For several weeks it has been rumored that Venezuela has not been paying its bills and that payments on the order of $8 billion are due the oil service companies that do much of the drilling and keep the oil flowing. Last week troubles arose as several oil service companies, seeing no payments in sight, simply stopped working. In one case the Venezuelans actually seized a foreign-owned drilling rig after the company stopped work. In a second case a US oil driller stopped work at several locations saying that PdVSA owed it $100 million.
Short of a rapid rebound in oil prices there is no end to this problem in the offing.

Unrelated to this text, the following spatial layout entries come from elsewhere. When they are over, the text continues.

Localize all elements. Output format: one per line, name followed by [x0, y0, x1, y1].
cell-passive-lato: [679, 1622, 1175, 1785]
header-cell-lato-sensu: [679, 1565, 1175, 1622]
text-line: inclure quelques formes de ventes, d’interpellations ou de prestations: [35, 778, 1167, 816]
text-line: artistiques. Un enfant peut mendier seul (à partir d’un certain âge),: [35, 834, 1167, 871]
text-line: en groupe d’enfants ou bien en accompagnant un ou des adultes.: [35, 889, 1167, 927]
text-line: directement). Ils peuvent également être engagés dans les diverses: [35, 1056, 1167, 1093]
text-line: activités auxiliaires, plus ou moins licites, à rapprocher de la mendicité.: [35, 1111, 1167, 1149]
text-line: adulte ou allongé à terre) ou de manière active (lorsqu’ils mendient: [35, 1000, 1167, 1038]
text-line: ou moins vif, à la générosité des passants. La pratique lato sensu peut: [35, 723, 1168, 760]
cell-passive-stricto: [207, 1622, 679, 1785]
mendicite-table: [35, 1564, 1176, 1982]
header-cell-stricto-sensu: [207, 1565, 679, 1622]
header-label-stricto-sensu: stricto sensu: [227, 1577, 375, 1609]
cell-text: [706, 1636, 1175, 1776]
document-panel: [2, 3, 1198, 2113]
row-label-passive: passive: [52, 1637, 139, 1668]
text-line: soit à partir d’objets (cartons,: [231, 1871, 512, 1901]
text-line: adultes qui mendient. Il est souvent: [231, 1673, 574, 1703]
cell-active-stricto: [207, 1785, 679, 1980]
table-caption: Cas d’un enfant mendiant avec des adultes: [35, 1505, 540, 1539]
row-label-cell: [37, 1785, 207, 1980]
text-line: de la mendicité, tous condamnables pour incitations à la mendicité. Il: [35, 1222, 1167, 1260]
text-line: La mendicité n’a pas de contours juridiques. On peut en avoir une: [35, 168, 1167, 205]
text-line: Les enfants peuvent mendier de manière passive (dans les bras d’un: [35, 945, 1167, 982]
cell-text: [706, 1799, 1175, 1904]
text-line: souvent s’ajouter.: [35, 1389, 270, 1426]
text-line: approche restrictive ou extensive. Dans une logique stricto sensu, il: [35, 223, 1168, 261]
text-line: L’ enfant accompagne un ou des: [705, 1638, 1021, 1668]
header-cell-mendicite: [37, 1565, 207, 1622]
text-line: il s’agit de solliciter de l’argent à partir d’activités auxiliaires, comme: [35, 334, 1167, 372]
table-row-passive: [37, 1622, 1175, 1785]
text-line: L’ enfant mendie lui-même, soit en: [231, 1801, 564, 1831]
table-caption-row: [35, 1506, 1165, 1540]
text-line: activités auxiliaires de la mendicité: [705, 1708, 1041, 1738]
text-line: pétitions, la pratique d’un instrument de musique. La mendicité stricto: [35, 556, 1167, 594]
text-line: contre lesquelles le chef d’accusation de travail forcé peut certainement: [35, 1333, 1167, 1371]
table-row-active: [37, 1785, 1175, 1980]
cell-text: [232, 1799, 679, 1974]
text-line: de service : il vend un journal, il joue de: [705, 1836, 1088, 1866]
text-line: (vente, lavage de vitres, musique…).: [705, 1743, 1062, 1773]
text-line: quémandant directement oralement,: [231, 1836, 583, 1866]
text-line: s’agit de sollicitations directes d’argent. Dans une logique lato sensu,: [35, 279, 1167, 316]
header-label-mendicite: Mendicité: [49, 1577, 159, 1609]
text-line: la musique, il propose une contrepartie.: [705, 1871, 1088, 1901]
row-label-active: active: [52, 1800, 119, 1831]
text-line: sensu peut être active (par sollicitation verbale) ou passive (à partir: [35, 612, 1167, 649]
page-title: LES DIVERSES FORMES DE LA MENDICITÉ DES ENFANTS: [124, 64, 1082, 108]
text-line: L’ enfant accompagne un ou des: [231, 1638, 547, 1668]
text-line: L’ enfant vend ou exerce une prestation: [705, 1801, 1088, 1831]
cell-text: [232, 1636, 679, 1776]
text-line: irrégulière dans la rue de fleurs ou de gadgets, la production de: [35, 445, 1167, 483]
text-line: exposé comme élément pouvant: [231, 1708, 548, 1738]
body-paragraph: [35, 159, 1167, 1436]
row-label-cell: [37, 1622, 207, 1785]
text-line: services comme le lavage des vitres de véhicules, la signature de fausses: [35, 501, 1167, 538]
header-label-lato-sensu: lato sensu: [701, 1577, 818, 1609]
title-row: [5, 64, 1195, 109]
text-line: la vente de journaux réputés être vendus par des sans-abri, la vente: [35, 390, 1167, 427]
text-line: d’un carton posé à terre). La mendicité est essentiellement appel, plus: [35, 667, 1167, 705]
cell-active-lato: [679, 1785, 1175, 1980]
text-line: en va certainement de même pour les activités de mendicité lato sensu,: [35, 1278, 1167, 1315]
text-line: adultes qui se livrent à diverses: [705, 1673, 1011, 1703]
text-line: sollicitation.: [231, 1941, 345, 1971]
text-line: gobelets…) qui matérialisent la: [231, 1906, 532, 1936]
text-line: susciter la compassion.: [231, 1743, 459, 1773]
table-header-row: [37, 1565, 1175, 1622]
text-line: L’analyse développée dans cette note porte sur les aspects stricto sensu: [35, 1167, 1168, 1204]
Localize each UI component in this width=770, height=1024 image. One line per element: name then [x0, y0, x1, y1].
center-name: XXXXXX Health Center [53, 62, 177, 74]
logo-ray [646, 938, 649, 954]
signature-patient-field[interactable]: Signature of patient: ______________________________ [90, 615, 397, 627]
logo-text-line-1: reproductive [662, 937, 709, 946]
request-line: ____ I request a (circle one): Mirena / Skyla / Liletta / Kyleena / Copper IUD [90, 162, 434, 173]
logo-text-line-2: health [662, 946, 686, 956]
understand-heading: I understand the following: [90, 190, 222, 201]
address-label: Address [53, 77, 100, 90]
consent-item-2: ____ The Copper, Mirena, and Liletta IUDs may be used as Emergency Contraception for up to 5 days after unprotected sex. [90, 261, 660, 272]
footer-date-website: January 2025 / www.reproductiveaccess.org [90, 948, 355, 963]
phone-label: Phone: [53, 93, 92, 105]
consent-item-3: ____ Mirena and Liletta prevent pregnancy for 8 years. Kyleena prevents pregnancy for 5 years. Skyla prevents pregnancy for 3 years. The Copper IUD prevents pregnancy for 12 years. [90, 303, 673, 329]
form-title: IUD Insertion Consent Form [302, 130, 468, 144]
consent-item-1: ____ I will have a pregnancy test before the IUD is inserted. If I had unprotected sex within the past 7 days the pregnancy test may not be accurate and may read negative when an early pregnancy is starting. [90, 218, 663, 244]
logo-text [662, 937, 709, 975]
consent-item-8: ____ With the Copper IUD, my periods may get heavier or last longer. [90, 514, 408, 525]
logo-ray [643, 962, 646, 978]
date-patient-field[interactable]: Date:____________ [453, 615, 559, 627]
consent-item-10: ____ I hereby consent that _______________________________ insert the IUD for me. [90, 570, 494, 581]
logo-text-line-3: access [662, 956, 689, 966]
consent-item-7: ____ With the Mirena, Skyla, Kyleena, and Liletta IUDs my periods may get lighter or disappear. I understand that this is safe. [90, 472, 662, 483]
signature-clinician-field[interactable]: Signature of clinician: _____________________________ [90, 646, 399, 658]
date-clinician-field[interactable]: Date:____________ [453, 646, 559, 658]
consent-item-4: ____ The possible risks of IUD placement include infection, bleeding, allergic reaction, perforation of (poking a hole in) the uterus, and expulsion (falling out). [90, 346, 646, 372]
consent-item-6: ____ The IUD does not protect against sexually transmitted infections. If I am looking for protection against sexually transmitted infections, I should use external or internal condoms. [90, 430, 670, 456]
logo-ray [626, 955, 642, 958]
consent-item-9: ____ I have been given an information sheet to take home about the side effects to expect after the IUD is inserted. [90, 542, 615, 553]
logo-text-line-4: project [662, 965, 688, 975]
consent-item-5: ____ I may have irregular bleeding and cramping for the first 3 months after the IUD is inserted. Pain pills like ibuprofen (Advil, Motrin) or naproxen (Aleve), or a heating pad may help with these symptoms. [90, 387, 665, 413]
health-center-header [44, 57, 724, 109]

Caracas has been vocal in calling for still more OPEC production cuts which-short term–would make their situation still worse. The patience of Venezuela’s partners and contractors is clearly wearing thin. Should they start halting or slowing work en masse, Venezuela’s oil production is likely to fall, further exacerbating the situation. In some areas, local employees of oil service companies are only receiving partial pay despite government orders that the companies continue to pay their employees. Caracas appears to hope falling costs and lost business will force the oil service companies to renegotiate for less expensive contracts.
The only bright side to the situation is that Caracas has restarted talks with the French oil company, Total, about expanding its operations in Venezuela. Total was one of the companies hurt when Chavez nationalized much of the foreign oil production.